Human being is yet so simple and so complex designed by The Creator. So simple, because in essence there is no evil and no good part in his behavior, but only the primal need to gain knowledge which are more than necessary for survival. An uneducated human being is conducted by it's helplessness in any kind of achievments. He / she accumulates plenty of frustration due to the not's or have not's caused by the lack of knowledge. The educated one will find a way to get all he / she wants / needs. And here is made the difference between violence and personal inner balance. And so complex, because gaining knowledge is an exhausting process not agreed by many of our human mates.

Eternal Gardener
Eternal Gardener2 years ago

I'm inclined to answer they're violent.

KKathy Niell
Kathy Niell2 years ago

Interestingly enough, last night I was reading a back issue of Smithsonian magazine in which infants were tested to determine if kindness and altruism are inborn or learned.
As young as six months of age, babies are drawn to "the good guy" versus "the bad guy" in trials. At eighteen months of age, they demonstrate helping behaviors without being prompted. Perhaps we are all born "good" but learn to be otherwise through our experiences in life.

John Doucette
John Doucette2 years ago

I think the author is correct being against either/or options. But I think it too much of a generalization to focus on humans as a species. Yes, we are a species but we are also individuals. I think there are people who fall naturally at every point on the scale. It also overlooks the effect of nurture on us. We humans can think, beyond simple survival. I don't think the deliberate cruelty we inflict on each other to be natural. After all, only humans wage war.

Joseph Belisle
Joseph Belisle2 years ago

I have to agree with the author. EVERYONE is capable of doing horrible things and doing wonderful things. Even those in the habit of doing one side of the scale or the other are capable of doing the opposite of their norm. And being capable of almost anything, the author's statement is correct. What do we choose to do is the real question. Do we make life better for our having lived or do we make it worse.
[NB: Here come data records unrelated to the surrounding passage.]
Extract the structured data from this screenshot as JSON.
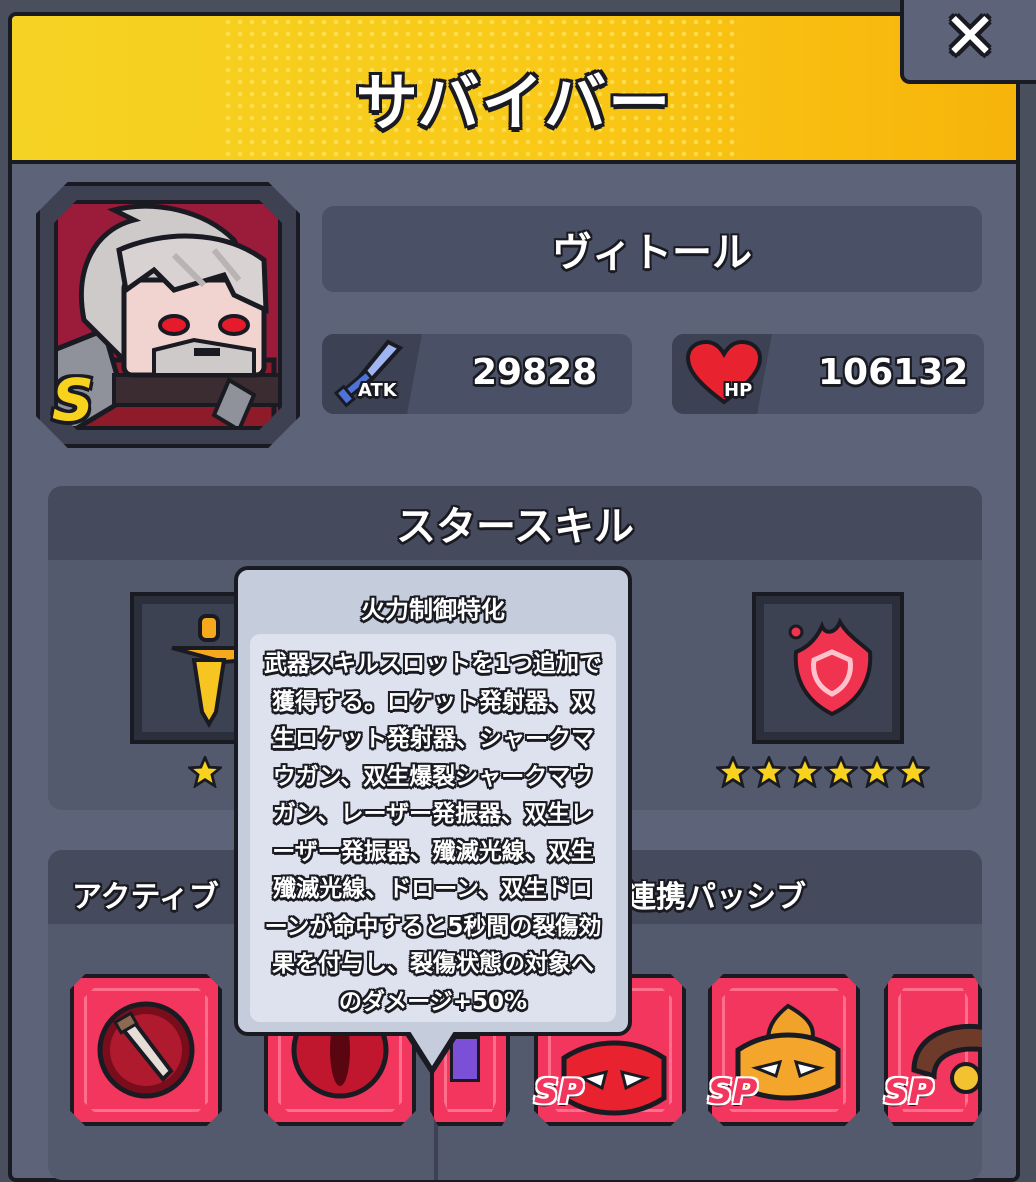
{
  "header": {
    "title": "サバイバー"
  },
  "close_button": {
    "label": "✕"
  },
  "character": {
    "rank": "S",
    "name": "ヴィトール",
    "atk_label": "ATK",
    "atk_value": "29828",
    "hp_label": "HP",
    "hp_value": "106132"
  },
  "star_skill": {
    "heading": "スタースキル",
    "left_slot": {
      "icon": "dagger-icon",
      "stars": 1
    },
    "right_slot": {
      "icon": "fire-shield-icon",
      "stars": 6
    }
  },
  "tooltip": {
    "title": "火力制御特化",
    "body": "武器スキルスロットを1つ追加で獲得する。ロケット発射器、双生ロケット発射器、シャークマウガン、双生爆裂シャークマウガン、レーザー発振器、双生レーザー発振器、殲滅光線、双生殲滅光線、ドローン、双生ドローンが命中すると5秒間の裂傷効果を付与し、裂傷状態の対象へのダメージ+50%"
  },
  "skills_section": {
    "active_label": "アクティブ",
    "passive_label": "連携パッシブ",
    "icons": [
      {
        "icon": "dagger-orb-icon",
        "sp": false
      },
      {
        "icon": "red-eye-icon",
        "sp": false
      },
      {
        "icon": "purple-item-icon",
        "sp": false
      },
      {
        "icon": "red-mask-icon",
        "sp": true,
        "sp_label": "SP"
      },
      {
        "icon": "orange-mask-icon",
        "sp": true,
        "sp_label": "SP"
      },
      {
        "icon": "collar-icon",
        "sp": true,
        "sp_label": "SP"
      }
    ]
  },
  "colors": {
    "header_yellow": "#f9c817",
    "panel_bg": "#5d6378",
    "skill_pink": "#f2365d",
    "star_gold": "#f8d21c"
  }
}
This is what pushes me into particular camps and to stand against those who choose themselves over others and make the world a little worse for their energies and efforts. It puts me at odds with others, but in life you have to make stands. Not standing against tyranny of all kinds is giving into them by default.

tin leng lim
tin leng lim2 years ago

Don't know if a human is naturally kind or evil but I know Eldad is an angel for saving the lives of many dogs that has been abandoned on the street.

Ken W.
Ken W.2 years ago

I just don't know ask George Zimmerman ?????????????